If you are starting from zero, or starting again after a failed attempt, begin with three metrics. They come from the DORA framework and a decade of cross-industry research. They are simple to collect, hard to game in isolation, and genuinely useful for making decisions.[1]
1. Cycle time
Cycle time measures how long it takes for a code change to go from first commit to running in production. It captures everything: development, code review, testing, deployment, and any waiting time in between.
What it actually tells you: where your bottlenecks are. A long cycle time almost never means your developers are too slow. It usually means work is sitting in queues, reviews are taking days, environments are broken, or the deployment process has too many manual gates. Cycle time is a system metric, not a people metric. When it improves, it means the system around your team is getting better.[3]
2. Deployment frequency
Deployment frequency measures how often your team ships code to production. DORA defines it as the number of successful releases over a given period, typically measured as daily, weekly, or monthly.[4]
What it actually tells you: how confident your team is in their release process. Teams that deploy frequently tend to ship smaller changes, which are easier to review, easier to test, and easier to roll back if something goes wrong. Low deployment frequency is usually a sign that releasing is painful, risky, or both. It is a proxy for the health of your entire delivery pipeline, not a measure of how hard people are working.

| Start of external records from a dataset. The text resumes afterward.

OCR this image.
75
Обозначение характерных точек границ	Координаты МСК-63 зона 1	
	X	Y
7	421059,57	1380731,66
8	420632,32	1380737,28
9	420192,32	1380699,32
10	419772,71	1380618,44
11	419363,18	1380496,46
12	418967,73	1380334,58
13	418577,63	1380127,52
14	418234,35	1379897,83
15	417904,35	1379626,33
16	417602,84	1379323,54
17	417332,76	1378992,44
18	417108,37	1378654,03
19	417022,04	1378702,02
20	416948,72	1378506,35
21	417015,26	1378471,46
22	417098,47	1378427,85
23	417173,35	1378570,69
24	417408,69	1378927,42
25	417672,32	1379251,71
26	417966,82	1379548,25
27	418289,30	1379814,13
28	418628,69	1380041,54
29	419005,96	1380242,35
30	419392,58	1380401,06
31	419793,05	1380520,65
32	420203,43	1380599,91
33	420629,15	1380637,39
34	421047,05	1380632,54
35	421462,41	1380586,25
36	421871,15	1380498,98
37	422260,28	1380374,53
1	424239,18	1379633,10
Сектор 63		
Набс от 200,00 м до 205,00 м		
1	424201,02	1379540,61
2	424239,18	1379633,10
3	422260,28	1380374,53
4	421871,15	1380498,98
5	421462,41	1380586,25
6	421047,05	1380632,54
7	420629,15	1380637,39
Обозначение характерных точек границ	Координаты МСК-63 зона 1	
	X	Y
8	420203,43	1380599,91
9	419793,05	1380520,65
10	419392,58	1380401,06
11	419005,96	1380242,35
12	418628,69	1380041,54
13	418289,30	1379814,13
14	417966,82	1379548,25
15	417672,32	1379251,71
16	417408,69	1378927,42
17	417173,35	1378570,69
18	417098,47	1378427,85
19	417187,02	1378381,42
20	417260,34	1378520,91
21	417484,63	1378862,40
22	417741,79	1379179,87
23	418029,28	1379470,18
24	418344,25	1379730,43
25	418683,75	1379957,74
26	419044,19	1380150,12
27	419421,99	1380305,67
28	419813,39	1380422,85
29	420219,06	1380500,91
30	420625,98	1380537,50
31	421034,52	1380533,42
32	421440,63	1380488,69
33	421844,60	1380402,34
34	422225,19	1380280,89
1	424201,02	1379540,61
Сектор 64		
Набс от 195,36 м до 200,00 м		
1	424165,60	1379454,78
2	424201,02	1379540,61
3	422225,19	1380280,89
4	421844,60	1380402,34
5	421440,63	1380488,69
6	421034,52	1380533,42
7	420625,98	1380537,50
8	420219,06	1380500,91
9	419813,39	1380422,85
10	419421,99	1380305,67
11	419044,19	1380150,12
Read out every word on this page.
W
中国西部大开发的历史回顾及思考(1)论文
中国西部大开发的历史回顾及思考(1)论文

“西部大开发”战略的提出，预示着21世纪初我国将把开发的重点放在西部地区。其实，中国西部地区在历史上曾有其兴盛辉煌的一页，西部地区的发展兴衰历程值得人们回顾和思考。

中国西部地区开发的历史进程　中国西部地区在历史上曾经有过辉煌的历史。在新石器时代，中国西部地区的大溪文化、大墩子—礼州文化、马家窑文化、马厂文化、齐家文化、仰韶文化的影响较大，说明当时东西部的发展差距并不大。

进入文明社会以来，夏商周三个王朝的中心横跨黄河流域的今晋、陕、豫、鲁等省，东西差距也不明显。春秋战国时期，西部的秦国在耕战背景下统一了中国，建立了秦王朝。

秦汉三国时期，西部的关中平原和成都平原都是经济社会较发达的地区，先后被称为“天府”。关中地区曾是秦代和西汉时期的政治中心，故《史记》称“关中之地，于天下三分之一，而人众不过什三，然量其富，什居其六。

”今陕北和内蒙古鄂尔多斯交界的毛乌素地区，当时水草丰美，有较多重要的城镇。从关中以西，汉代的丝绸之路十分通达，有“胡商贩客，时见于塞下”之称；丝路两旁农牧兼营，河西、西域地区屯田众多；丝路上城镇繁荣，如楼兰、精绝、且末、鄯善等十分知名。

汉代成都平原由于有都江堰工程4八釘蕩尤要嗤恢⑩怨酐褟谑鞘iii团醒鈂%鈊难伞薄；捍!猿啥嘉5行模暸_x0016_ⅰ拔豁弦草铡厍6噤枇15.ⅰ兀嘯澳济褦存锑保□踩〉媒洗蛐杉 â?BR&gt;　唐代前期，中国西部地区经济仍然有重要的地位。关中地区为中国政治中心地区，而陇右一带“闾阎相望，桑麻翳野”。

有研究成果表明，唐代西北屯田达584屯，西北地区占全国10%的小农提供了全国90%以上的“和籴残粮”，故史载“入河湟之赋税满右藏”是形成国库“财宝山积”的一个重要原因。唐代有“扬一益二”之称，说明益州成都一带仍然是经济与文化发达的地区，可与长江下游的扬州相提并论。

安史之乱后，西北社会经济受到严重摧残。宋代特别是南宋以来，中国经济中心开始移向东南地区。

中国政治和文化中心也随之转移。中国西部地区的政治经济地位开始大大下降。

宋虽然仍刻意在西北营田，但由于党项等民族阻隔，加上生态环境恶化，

3. Incident rate (and recovery time)
Incident rate tracks how often things break in production. Paired with mean time to recovery (MTTR), which measures how quickly the team restores service after a failure, it gives you a picture of your system's reliability and your team's ability to respond under pressure.[5]
What it actually tells you: the quality of what you are shipping and how resilient your systems are. A high incident rate paired with a low MTTR suggests the team is shipping too fast with too little testing, but recovering well. A low incident rate with a high MTTR suggests the system is stable until it is not, and when it breaks, the team struggles. Both patterns point to different, specific improvements.
These three metrics work as a set. Cycle time without deployment frequency can be gamed by pushing incomplete work. Deployment frequency without incident rate rewards speed at the expense of quality. Track them together and they keep each other honest.